Quella tra la borghese repubblicana Raffaella Pavone Lanzetti (Mariangela Melato) e Gennarino Carucchio (Giancarlo Giannini), marinaio siciliano profondamente comunista, è la storia di un amore feroce e dannatamente autentico, che nasce dal fervore dello scontro ideologico. Dalla realtà ‘’viziata’’ di una crociera su uno yacht in mezzo al Mediterraneo, al naufragio dei due protagonisti, che porta ad una nuova dimensione che capovolgerà l’assetto iniziale. Un’isola deserta. Apparentemente così condizionante da sembrare una prigione, questa diventa un piccolo Eden che annulla tutte le sovrastrutture di una società di fazioni che si scontrano senza risparmiarsi.

‘’La struttura del mondo è così feroce che ci può trasformare di nuovo’’.

Raffaella Pavone Lanzetti (interpretata da Mariangela Melato)

E poi il dramma di un finale che rompe in maniera struggente quell’utopia che per tutto il film ci tiene lì, sognanti, col fiato sospeso. È il ritorno ad una realtà in cui si ricompongono, uno ad uno, i mattoni di quel muro di pregiudizi reciproci che riporta apparentemente i protagonisti alla loro condizione iniziale. Dentro di loro, però, qualcosa è cambiato per sempre. «Mare traditore, che mi fosti amico un tempo e poi mi camminasti sopra il cuore»: le ultime parole disperate di Gennarino, alla fine della pellicola, sono una parafrasi dei versi finali del famoso Epodo di Strasburgo, poesia della lirica greca arcaica, nella traduzione di Salvatore Quasimodo.

Travolti da un insolito destino: Giannini-Melato, binomio perfetto di illusione realista

È il binomio artistico Giannini–Melato a creare ancora una volta, dopo ‘’Mimì metallurgico ferito nell’onore’’ e ‘’Film d’amore e anarchia’’, la magia dell’illusione realista per un film di Wertmüller.

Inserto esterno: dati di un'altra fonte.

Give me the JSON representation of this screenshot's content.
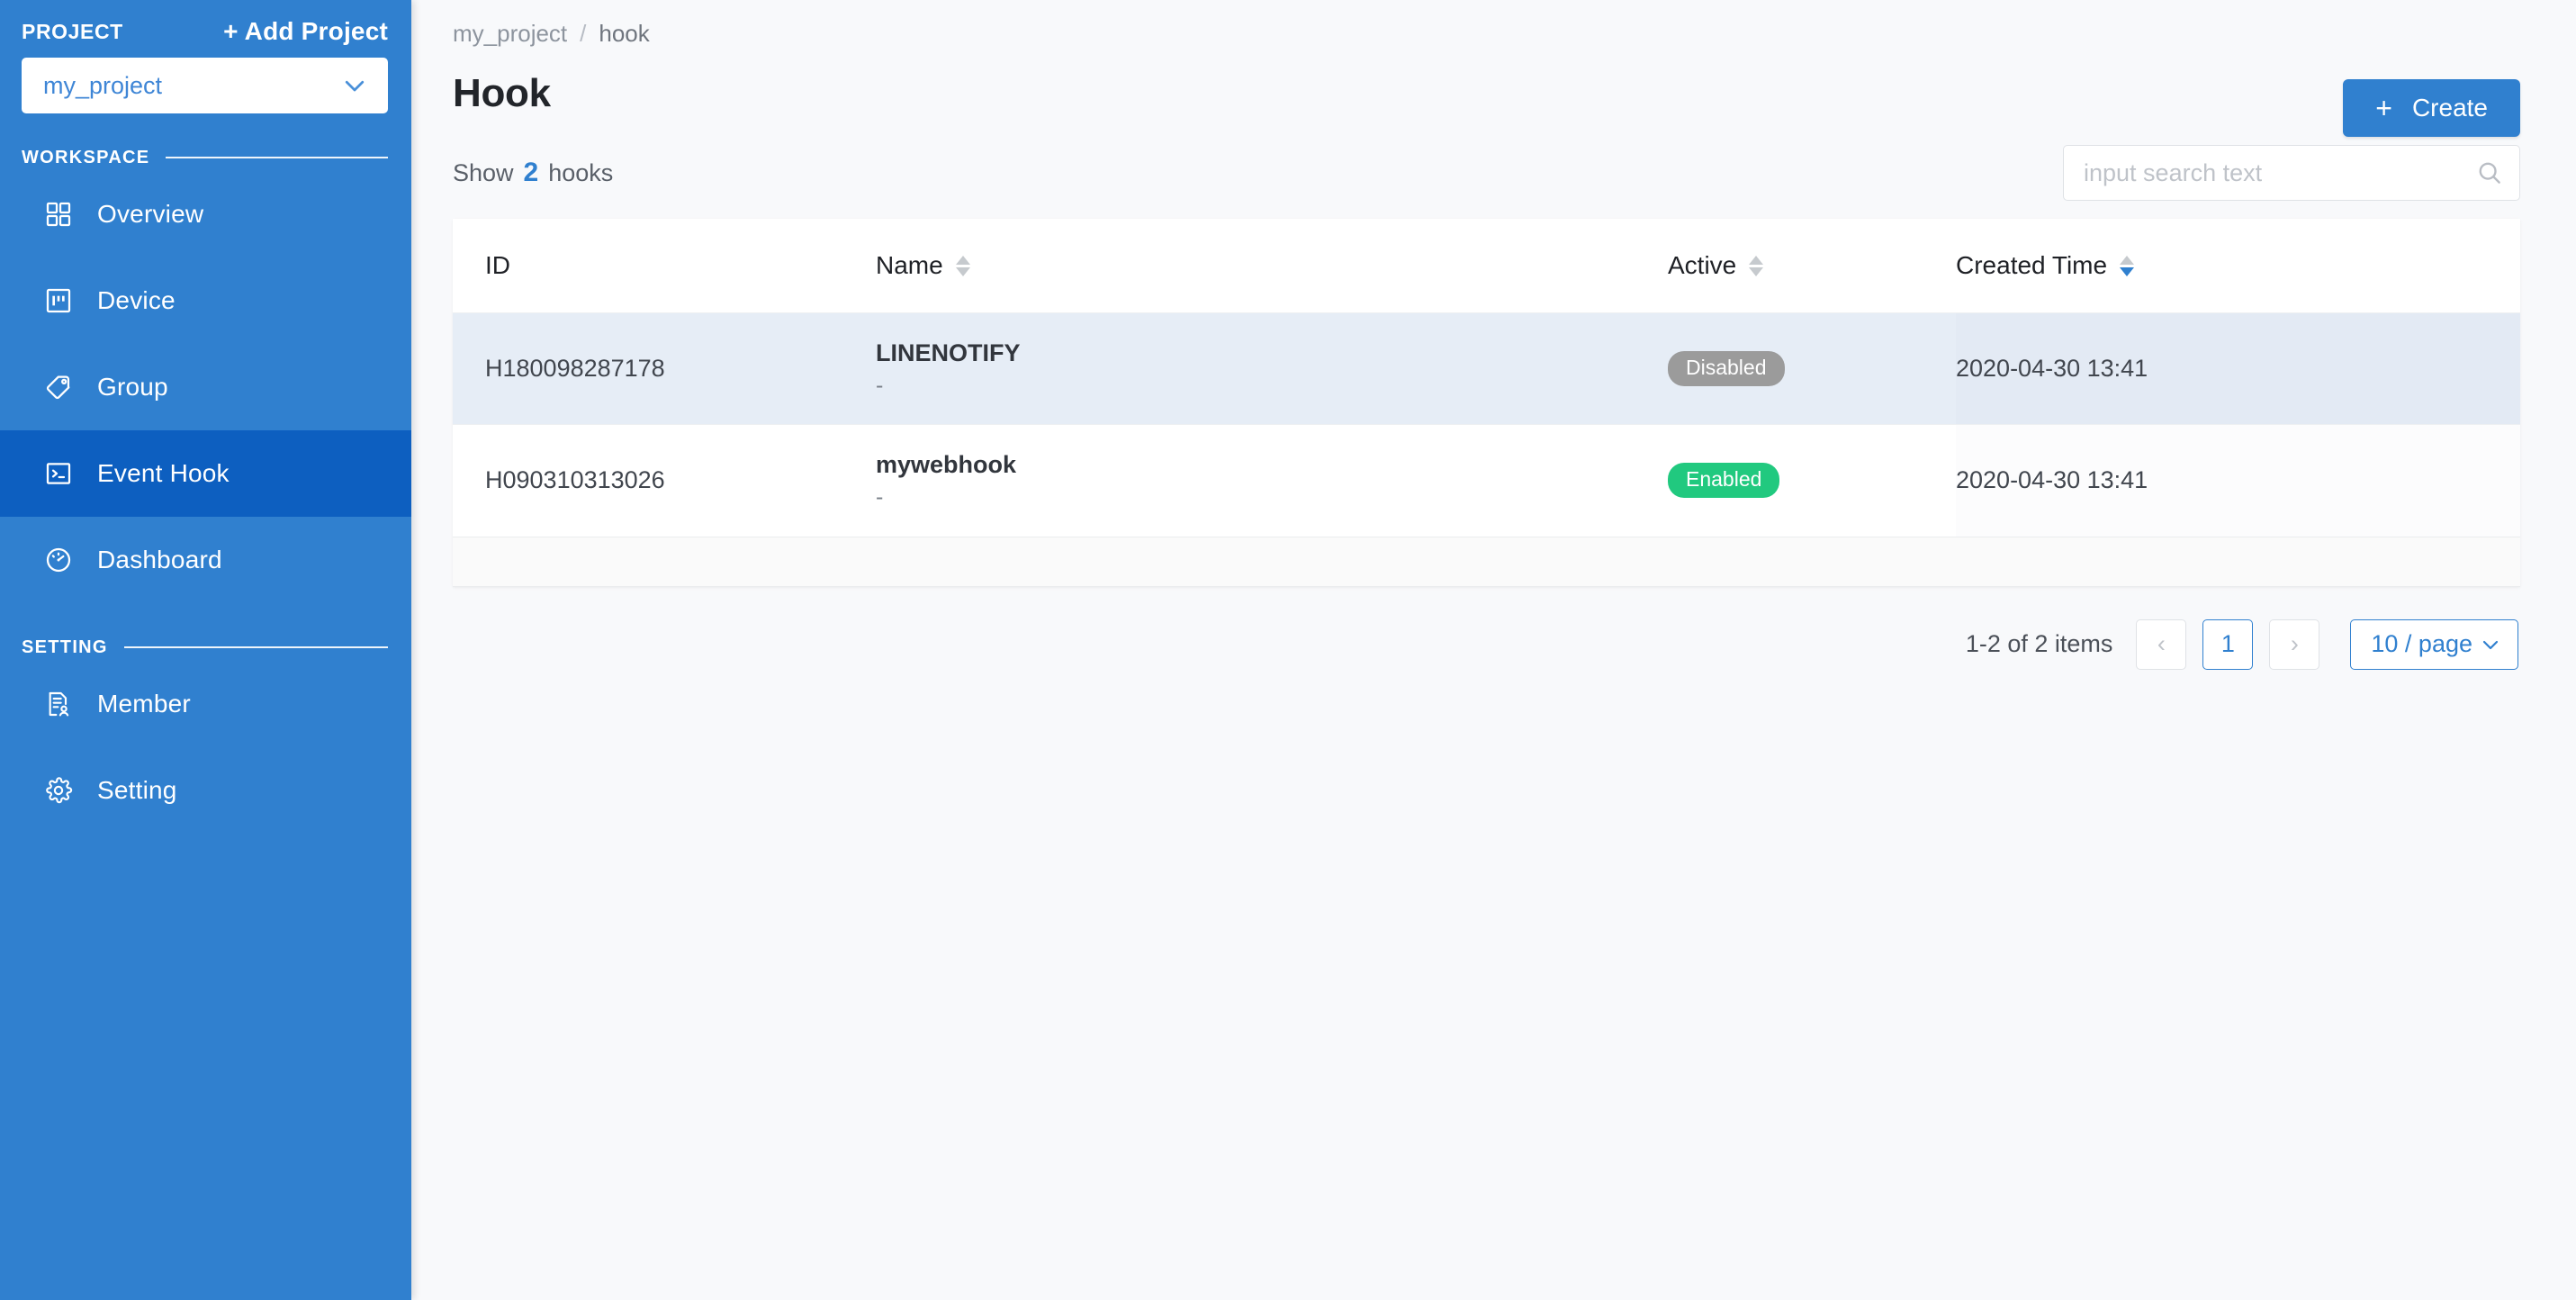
{
  "sidebar": {
    "project_label": "PROJECT",
    "add_project_label": "+ Add Project",
    "project_selected": "my_project",
    "sections": [
      {
        "title": "WORKSPACE"
      },
      {
        "title": "SETTING"
      }
    ],
    "workspace_items": [
      {
        "label": "Overview",
        "icon": "grid-icon",
        "active": false
      },
      {
        "label": "Device",
        "icon": "device-icon",
        "active": false
      },
      {
        "label": "Group",
        "icon": "tag-icon",
        "active": false
      },
      {
        "label": "Event Hook",
        "icon": "terminal-icon",
        "active": true
      },
      {
        "label": "Dashboard",
        "icon": "gauge-icon",
        "active": false
      }
    ],
    "setting_items": [
      {
        "label": "Member",
        "icon": "member-icon",
        "active": false
      },
      {
        "label": "Setting",
        "icon": "gear-icon",
        "active": false
      }
    ]
  },
  "header": {
    "breadcrumb_root": "my_project",
    "breadcrumb_sep": "/",
    "breadcrumb_current": "hook",
    "title": "Hook",
    "create_label": "Create",
    "create_plus": "+"
  },
  "toolbar": {
    "show_prefix": "Show",
    "show_count": "2",
    "show_suffix": "hooks",
    "search_placeholder": "input search text",
    "search_value": ""
  },
  "table": {
    "columns": [
      {
        "key": "id",
        "label": "ID",
        "sortable": false,
        "sort": "none"
      },
      {
        "key": "name",
        "label": "Name",
        "sortable": true,
        "sort": "none"
      },
      {
        "key": "active",
        "label": "Active",
        "sortable": true,
        "sort": "none"
      },
      {
        "key": "time",
        "label": "Created Time",
        "sortable": true,
        "sort": "desc"
      }
    ],
    "rows": [
      {
        "id": "H180098287178",
        "name": "LINENOTIFY",
        "name_sub": "-",
        "active_label": "Disabled",
        "active_state": "disabled",
        "created_time": "2020-04-30 13:41",
        "selected": true
      },
      {
        "id": "H090310313026",
        "name": "mywebhook",
        "name_sub": "-",
        "active_label": "Enabled",
        "active_state": "enabled",
        "created_time": "2020-04-30 13:41",
        "selected": false
      }
    ]
  },
  "pagination": {
    "total_text": "1-2 of 2 items",
    "prev_label": "‹",
    "next_label": "›",
    "current_page": "1",
    "page_size_label": "10 / page"
  },
  "colors": {
    "sidebar_bg": "#3080cf",
    "sidebar_active": "#0d5fc0",
    "accent": "#3080cf",
    "enabled": "#21c97f",
    "disabled": "#9b9b9b",
    "page_bg": "#f8f9fb",
    "row_selected": "#e6edf6"
  }
}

Una straordinaria chimica davanti alla cinepresa, che riesce a coinvolgerci dal primo momento di questo scontro-incontro all’ultimo sangue. L’evoluzione del personaggio di Raffaella ci lascia a bocca aperta. Una donna della Milano bene che dai capricci della crociera, si ritrova a fare i conti con la crudezza fisica e verbale di Gennarino. Raffaella si spoglia dei suoi abiti borghesi e si lascia andare a questo appuntamento con la sorte in cui una violenza inaudita – che fa da protagonista – dà origine a varie forme d’amore.

Il tutto incorniciato da un raffinatissimo commento musicale che porta la firma di Piero Piccioni, sublime compositore della scena jazz italiana del Novecento. Un esempio perfetto di come la colonna sonora sia capace di determinare l’identità di una pellicola cinematografica.

‘’Travolti’’, ritratto grottescamente romantico dell’Italia degli anni Settanta

‘’Travolti’’ è un ritratto grottescamente romantico della realtà socio-politica di un’Italia nel pieno dei rivoluzionari anni Settanta. È il viaggio tra illusione e realtà di due poli opposti, che grazie all’insolito destino danno vita ad un’unione straordinariamente assordante.